La radiographie adaptée à l’enfant

Elle permet au chirurgien de pouvoir diagnostiquer rapidement l’anatomie de la dent et tous les tissus qui l’entoure. Elle permet également de détecter les germes présents dans les dents, d’évaluer l’état de rhizalyse des racines des dents de lait et d’anticiper des pathologies comme les agénésies dentaires ou d’éventuelles anomalies de forme.

L’ESEM France est d’avis d’ adapter la taille du film radiographique en fonction de l’âge du jeune patient.

L’enfant possède une cavité osseuse qui diffère de celle de l’adulte, vous devez alors adapté l’intensité du rayonnement.

L’anesthésie chez le jeune patient

Vous aurez recours à l’anesthésie si vous avez besoin de nettoyer une carie profonde, de dévitaliser partiellement ou complètement une dent ou de l’extraire.

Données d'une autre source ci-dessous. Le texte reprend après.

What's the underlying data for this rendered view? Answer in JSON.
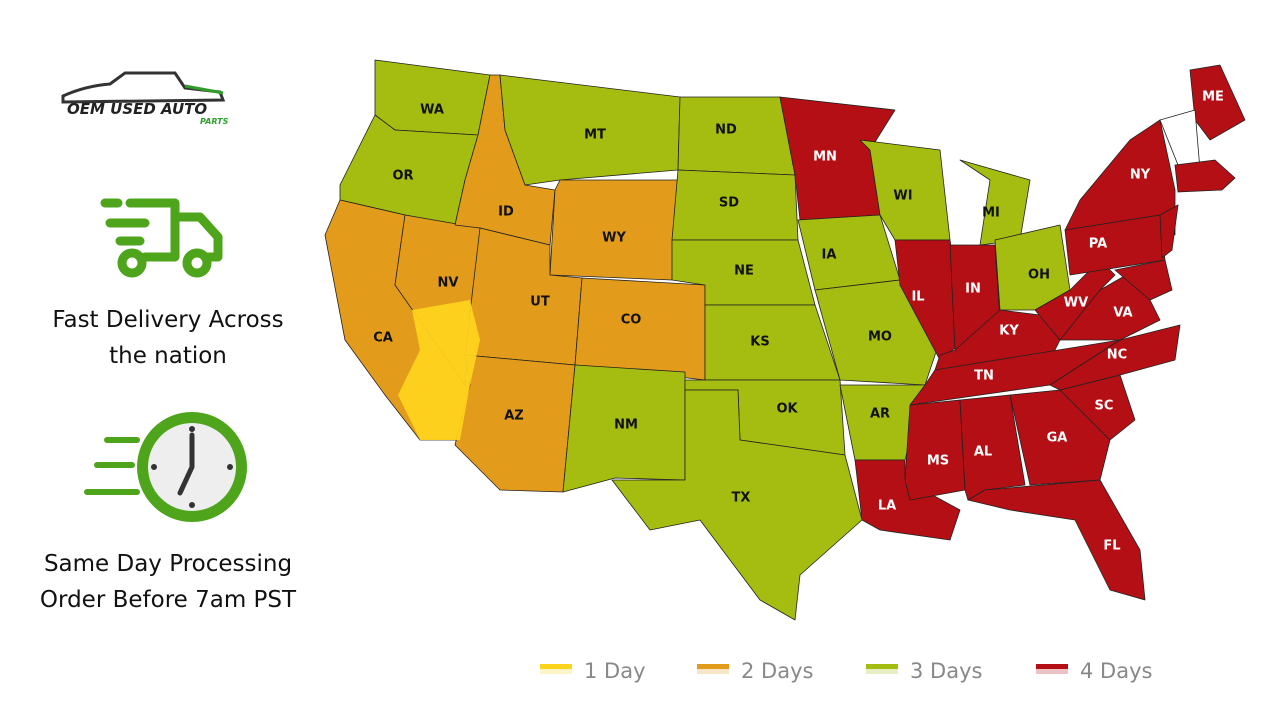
{
  "logo": {
    "line1": "OEM USED AUTO",
    "line2": "PARTS"
  },
  "features": [
    {
      "lines": [
        "Fast Delivery Across",
        "the nation"
      ]
    },
    {
      "lines": [
        "Same Day Processing",
        "Order Before 7am PST"
      ]
    }
  ],
  "legend": [
    {
      "label": "1 Day",
      "color": "#fdd31d"
    },
    {
      "label": "2 Days",
      "color": "#e29b1a"
    },
    {
      "label": "3 Days",
      "color": "#a4bd10"
    },
    {
      "label": "4 Days",
      "color": "#b40f14"
    }
  ],
  "states": [
    {
      "label": "WA",
      "zone": 2
    },
    {
      "label": "OR",
      "zone": 2
    },
    {
      "label": "CA",
      "zone": 1
    },
    {
      "label": "NV",
      "zone": 1
    },
    {
      "label": "ID",
      "zone": 1
    },
    {
      "label": "MT",
      "zone": 2
    },
    {
      "label": "WY",
      "zone": 1
    },
    {
      "label": "UT",
      "zone": 1
    },
    {
      "label": "CO",
      "zone": 1
    },
    {
      "label": "AZ",
      "zone": 1
    },
    {
      "label": "NM",
      "zone": 2
    },
    {
      "label": "ND",
      "zone": 2
    },
    {
      "label": "SD",
      "zone": 2
    },
    {
      "label": "NE",
      "zone": 2
    },
    {
      "label": "KS",
      "zone": 2
    },
    {
      "label": "OK",
      "zone": 2
    },
    {
      "label": "TX",
      "zone": 2
    },
    {
      "label": "MN",
      "zone": 3
    },
    {
      "label": "IA",
      "zone": 2
    },
    {
      "label": "MO",
      "zone": 2
    },
    {
      "label": "AR",
      "zone": 2
    },
    {
      "label": "LA",
      "zone": 3
    },
    {
      "label": "WI",
      "zone": 2
    },
    {
      "label": "IL",
      "zone": 3
    },
    {
      "label": "MI",
      "zone": 2
    },
    {
      "label": "IN",
      "zone": 3
    },
    {
      "label": "OH",
      "zone": 2
    },
    {
      "label": "KY",
      "zone": 3
    },
    {
      "label": "TN",
      "zone": 3
    },
    {
      "label": "MS",
      "zone": 3
    },
    {
      "label": "AL",
      "zone": 3
    },
    {
      "label": "GA",
      "zone": 3
    },
    {
      "label": "FL",
      "zone": 3
    },
    {
      "label": "SC",
      "zone": 3
    },
    {
      "label": "NC",
      "zone": 3
    },
    {
      "label": "VA",
      "zone": 3
    },
    {
      "label": "WV",
      "zone": 3
    },
    {
      "label": "PA",
      "zone": 3
    },
    {
      "label": "NY",
      "zone": 3
    },
    {
      "label": "ME",
      "zone": 3
    }
  ]
}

Vous pouvez choisir la méthode de l’anesthésie de contact ou la piqûre anesthésiante.

La première consiste à appliquer un spray glacé à moins 60 degrés ou un gel anesthésique. Cette méthode est recommandée pour extraire des dents de lait très rapidement et de limiter la souffrance du jeune patient. L’ ESEM France est d’avis de la pratiquer sur la maxillaire supérieure ou au niveau de la mandibule.

L’enfant possède une vascularisation périphérique qui diffuse plus rapidement le produit anesthésiant. Il élimine alors plus lentement le produit.

Le chirurgien doit impérativement installer un climat de confiance entre lui et le patient et doit lui expliquer en vulgarisant l’acte qu’il va pratiquer. Le dosage d’une anesthésie varie en fonction de l’âge et du poids de l’enfant. S’il ne présente aucune contre-indication, il est préférable d’anesthésier afin d’éviter toute douleur qui pourrait effrayer l’enfant et compromette la réussite de l’acte médical.

Elle a de nombreux avantages, elle permet d’éviter la douleur et laisse à l’antalgique pris après l’acte le temps d’agir. Aujourd’hui, les complications sont très rares. Il vous suffit de respecter les doses afin d’éviter tous risques de surdosage. Ainsi, l’enfant n’aura ressenti aucune douleur et n’appréhendera pas ses prochaines visites chez le dentiste.